One might expect John Grant to emerge from lockdown like a butterfly from a cocoon – fragile but effortlessly fabulous. Any hopes of the electro visionary having used the pandemic to up his showman game to the level of his photo shoots, and formulating a spectacle resembling the wedding party of Wayne Coyne and Alison Goldfrapp, however, are quickly dashed. Grant’s recent fifth solo album The Boy From Michigan was a beautifully reflective work of childhood autobiography and national disgrace, and Grant’s accompanying show begins suitably restrained; initially static and subdued. No futuristic birdmen or neon-painted cybermen here, just men in black riffling in electronic boxes for one of the greatest canons of the modern age.
It’s a snowball of a set. Early cuts from …Michigan such as “The Rusty Bull” are all minimalist electronic and anti-colour; “Best In Me”, with Grant’s vocals fed through retro effects, could be the sound of LCD Soundsystem trapped deep in glacial ice. It’s only with “Black Belt” that Grant begins striking cock rock poses and firing up synth rave maelstroms. Then the sonic wit surfaces with “Rhetorical Figure”, Grant whiplashing between deep bass and falsetto and pulling muscle stress poses as the song descends into its onomatopoeia-laden climax, all “wap”s, “splat”s and “gurgle”s. For the first half an hour it seems like Grant is rebuilding his entire musical character from scratch before our eyes.
Key to which, of course, are regular stints at the piano, indulging his impression of Billy Joel or Leonard Cohen playing the songs of Victoria Wood. “I did not think I was the one being addressed/In hemorrhoid commercials on the TV set,” he deadpans on the opening lines of “Grey Tickles, Black Pressure”, his self-deprecation helping to offset the horrors of a song which unravels like a tragi-comic poem, a paean of confusion and despair at an unfair and godless world.
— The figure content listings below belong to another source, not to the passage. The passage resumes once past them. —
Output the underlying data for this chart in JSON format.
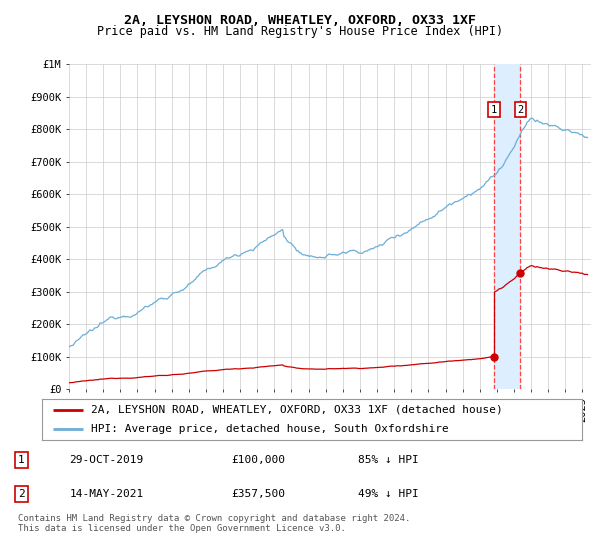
{
  "title": "2A, LEYSHON ROAD, WHEATLEY, OXFORD, OX33 1XF",
  "subtitle": "Price paid vs. HM Land Registry's House Price Index (HPI)",
  "ylabel_ticks": [
    "£0",
    "£100K",
    "£200K",
    "£300K",
    "£400K",
    "£500K",
    "£600K",
    "£700K",
    "£800K",
    "£900K",
    "£1M"
  ],
  "ytick_values": [
    0,
    100000,
    200000,
    300000,
    400000,
    500000,
    600000,
    700000,
    800000,
    900000,
    1000000
  ],
  "ylim": [
    0,
    1000000
  ],
  "year_start": 1995.0,
  "year_end": 2025.5,
  "hpi_color": "#6baed6",
  "price_color": "#cc0000",
  "background_color": "#ffffff",
  "grid_color": "#cccccc",
  "sale1_date": 2019.83,
  "sale1_price": 100000,
  "sale2_date": 2021.37,
  "sale2_price": 357500,
  "shade_color": "#ddeeff",
  "dashed_color": "#ff4444",
  "legend_label1": "2A, LEYSHON ROAD, WHEATLEY, OXFORD, OX33 1XF (detached house)",
  "legend_label2": "HPI: Average price, detached house, South Oxfordshire",
  "table_row1": [
    "1",
    "29-OCT-2019",
    "£100,000",
    "85% ↓ HPI"
  ],
  "table_row2": [
    "2",
    "14-MAY-2021",
    "£357,500",
    "49% ↓ HPI"
  ],
  "footnote": "Contains HM Land Registry data © Crown copyright and database right 2024.\nThis data is licensed under the Open Government Licence v3.0.",
  "title_fontsize": 9.5,
  "subtitle_fontsize": 8.5,
  "tick_fontsize": 7.5,
  "legend_fontsize": 8,
  "table_fontsize": 8,
  "footnote_fontsize": 6.5
}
AIDS, the Middle East, children with cancer and the exploding head scene from Scanners all intermingle in his own, more personal “Murder Most Foul”.
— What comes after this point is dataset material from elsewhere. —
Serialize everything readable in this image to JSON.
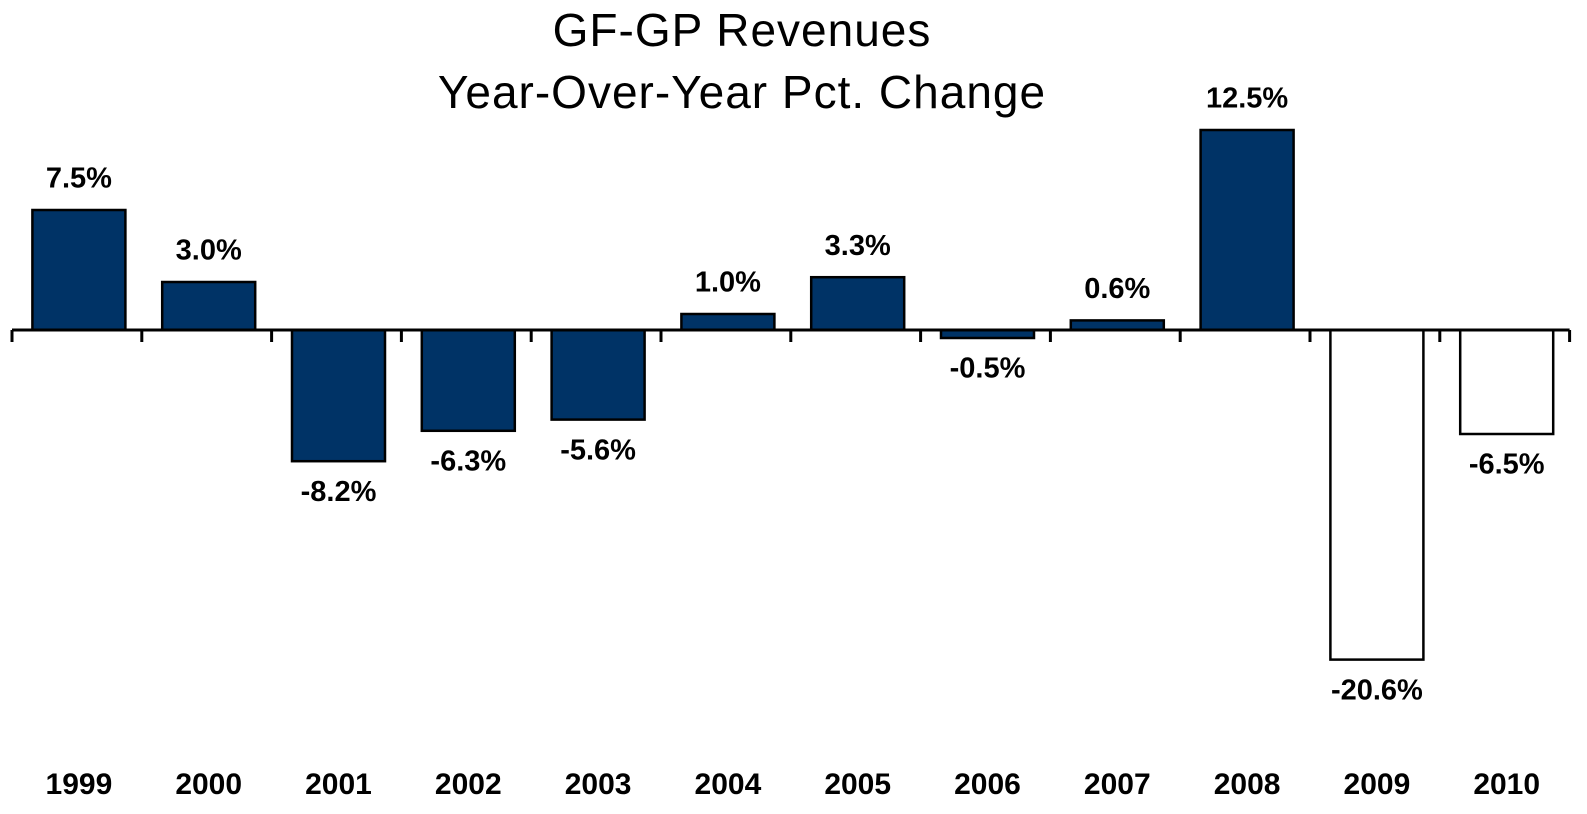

By the closing third, the engines really ignite. Many bands have inadvertently written ABBA’s “The Winner Takes It All” again and thought they were the first; only Grant’s “Queen Of Denmark”, though, with its gruesome bursts of fuzz noise dotted throughout, makes it sound like it’s being constructed in an industrial smelting plant. “Glacier”, meanwhile, is a sublime ode of synthetic strings and therapeutic self-help metaphors: “this pain is a glacier moving through you…creating spectacular landscapes”. A spot of Bond-sized electronica and Grant rounds up with stunning piano epic “GMF” – “I am the greatest motherfucker that you’re ever gonna meet,” he declares. Seconded.